Asesinato en el Hotel Paradise (IV)
Había amenazado a Ludwig con echarle del Paradise
1 de agosto, 20:15h
Óscar reaccionó de la misma manera que siempre. Sin hacer nada.
–Estaré el tiempo que el hotel Paradise y los… –tuvo que corregirse– el señor Wagner me necesite.
Elevó las comisuras de los labios y se retiró de la esquina con aquella sonrisa fingida estampada en su rostro como si hubiera nacido para expresar emociones vacías. Hizo una búsqueda rápida en internet. Había estudiado en el Instituto Tecnológico de Massachusetts. Durante un tiempo estuvo trabajando en Silicon Valley, después, en Los Ángeles, donde continuó dirigiendo el fondo de inversión Rest, dedicado a invertir en empresas de ocio y gastronomía. Un figura que le había hincado el diente a los Wagner y le había salido rana. No tenía pinta de asesino. Andaba pensando eso cuando le caló en los huesos una melodía amarga que le hizo estremecerse. La música era tan tétrica que captó no solo su atención, sino la de parte de la audiencia que expuso una mueca asustada.
«¿Qué diablos?»
Nacía de un piano negro de cola, un Steinway irresistible para cualquier músico. Óscar se acercó a ella contrariado por la espeluznante pieza que reproducía.
–¿Podría cambiar de canción? Está asustando a la gente.
La pianista, que tenía el pelo oscuro y planchado ocultándole medio rostro, se apartó un par de mechones por detrás de sus orejas y le miró con dos ojos almendrados y delineados de tal forma que parecía hipnotizar con la mirada. Soltó una contenida carcajada nerviosa.
–Con asustar a la gente querrá decir que le está dando miedo a usted –terminó de hacer danzar sus dedos por las teclas blancas y negras y se giró hacia él–. Perdóneme, entiendo su espanto, esta canción pertenece al subestimado Carlo Gesualdo. Una interpretación de su versión cantada. A pesar de que este hombre era del renacimiento, su música bien cabría dentro del siglo XX. Lo cierto es que fue calificado de lunático, excéntrico, perverso y cruel –se percató de que estaba excediéndose y emitiendo otra pequeña risa añadió–. Disculpe, es solo que cuando estoy tensa necesito expresarlo con música, ¿sabe?

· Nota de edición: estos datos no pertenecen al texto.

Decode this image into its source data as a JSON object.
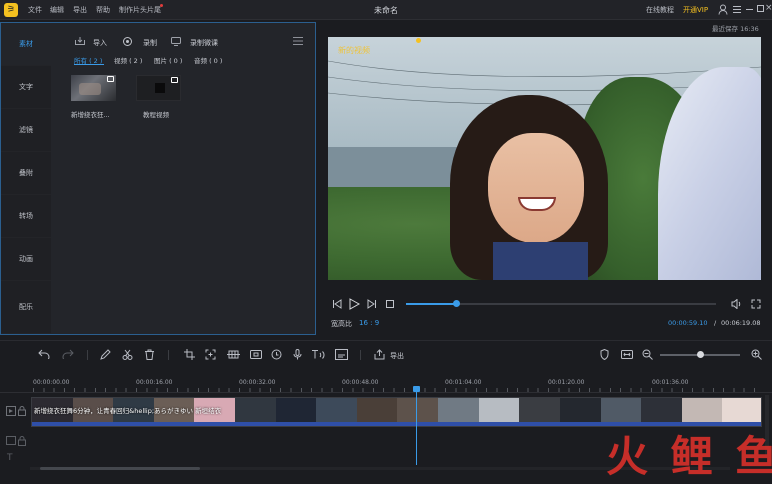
{
  "titlebar": {
    "logo": "⚞",
    "menus": [
      "文件",
      "编辑",
      "导出",
      "帮助",
      "制作片头片尾"
    ],
    "doc_title": "未命名",
    "tutorial": "在线教程",
    "vip": "开通VIP",
    "autosave": "最近保存 16:36"
  },
  "sidebar": {
    "items": [
      "素材",
      "文字",
      "滤镜",
      "叠附",
      "转场",
      "动画",
      "配乐"
    ]
  },
  "media": {
    "import_label": "导入",
    "record_label": "录制",
    "record_mic_label": "录制微课",
    "filters": [
      "所有 ( 2 )",
      "视频 ( 2 )",
      "图片 ( 0 )",
      "音频 ( 0 )"
    ],
    "items": [
      {
        "name": "新增绕衣狂..."
      },
      {
        "name": "教程视频"
      }
    ]
  },
  "preview": {
    "watermark": "新的视频",
    "aspect_label": "宽高比",
    "aspect_value": "16 : 9",
    "time_current": "00:00:59.10",
    "time_sep": "/",
    "time_total": "00:06:19.08",
    "progress": 0.16
  },
  "toolbar": {
    "export_label": "导出",
    "zoom": 0.5
  },
  "timeline": {
    "ruler": [
      "00:00:00.00",
      "00:00:16.00",
      "00:00:32.00",
      "00:00:48.00",
      "00:01:04.00",
      "00:01:20.00",
      "00:01:36.00"
    ],
    "clip_title": "新增绕衣狂舞6分钟，让青春回归&hellip;あらがきゆい 新垣结衣"
  },
  "watermark": {
    "text": "火 鲤 鱼"
  },
  "colors": {
    "accent": "#3a9be8",
    "vip": "#f5c120",
    "brand_red": "#d9302a"
  }
}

Óscar asintió algo turbado.
–Soy Florencia, aunque probablemente lo sepa. Usted es Óscar, ¿no? Lleva la organización del hotel. Puede llamarme Floren –continuó ella con un acento indistinguible alargando una mano.
Óscar le tendió la suya unos segundos y, por primera vez desde hacía horas, se dejó caer en la silla que había al lado.

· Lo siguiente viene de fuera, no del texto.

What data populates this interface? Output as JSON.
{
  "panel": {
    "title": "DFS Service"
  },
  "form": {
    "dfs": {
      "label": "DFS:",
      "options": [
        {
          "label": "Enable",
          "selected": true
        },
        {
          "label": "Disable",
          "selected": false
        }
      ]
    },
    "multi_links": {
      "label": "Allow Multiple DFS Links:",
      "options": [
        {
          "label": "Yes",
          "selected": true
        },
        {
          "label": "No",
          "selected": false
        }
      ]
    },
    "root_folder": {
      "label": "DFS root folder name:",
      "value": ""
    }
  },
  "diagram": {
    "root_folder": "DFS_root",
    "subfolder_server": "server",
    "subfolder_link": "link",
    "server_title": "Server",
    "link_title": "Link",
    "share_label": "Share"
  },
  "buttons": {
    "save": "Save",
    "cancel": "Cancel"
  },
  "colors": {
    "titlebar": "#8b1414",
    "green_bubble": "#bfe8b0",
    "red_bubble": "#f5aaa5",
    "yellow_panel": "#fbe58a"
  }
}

–Así es. Tiene un nombre curioso –acertó a decir.
–Mis abuelos amaban Italia y mi abuelo pidió matrimonio a mi abuela en frente del David de Michelangelo, así que desde ese momento todos sus descendientes tenemos nombres relacionados con el artista.
De repente, Óscar sintió que su nombre era horrorosamente aburrido.
–Es bonito.
–Sí... Espero que la policía atrape al asesino cuanto antes.
Óscar la volvió a mirar. La mujer miraba disimuladamente el extremo de la sala, se crujía los dedos de las manos y sus piernas temblaban. Siguió el curso de sus ojos hacia el hombre apoyado en el alfeizar de la entrada mientras hablaba por teléfono: Ludwig Wagner.
–¿Piensa que ha sido él?
Floren abrió mucho los ojos algo sorprendida y se hundió en los de él, asustada, debatiéndose sobre si debiera contar lo que rondaba su mente.
–Ya lo he hablado con la inspectora. Estaba afinando el piano ayer cuando escuché gritos que provenían de los Wagner. Calisto había amenazado a Ludwig con echarle del Paradise.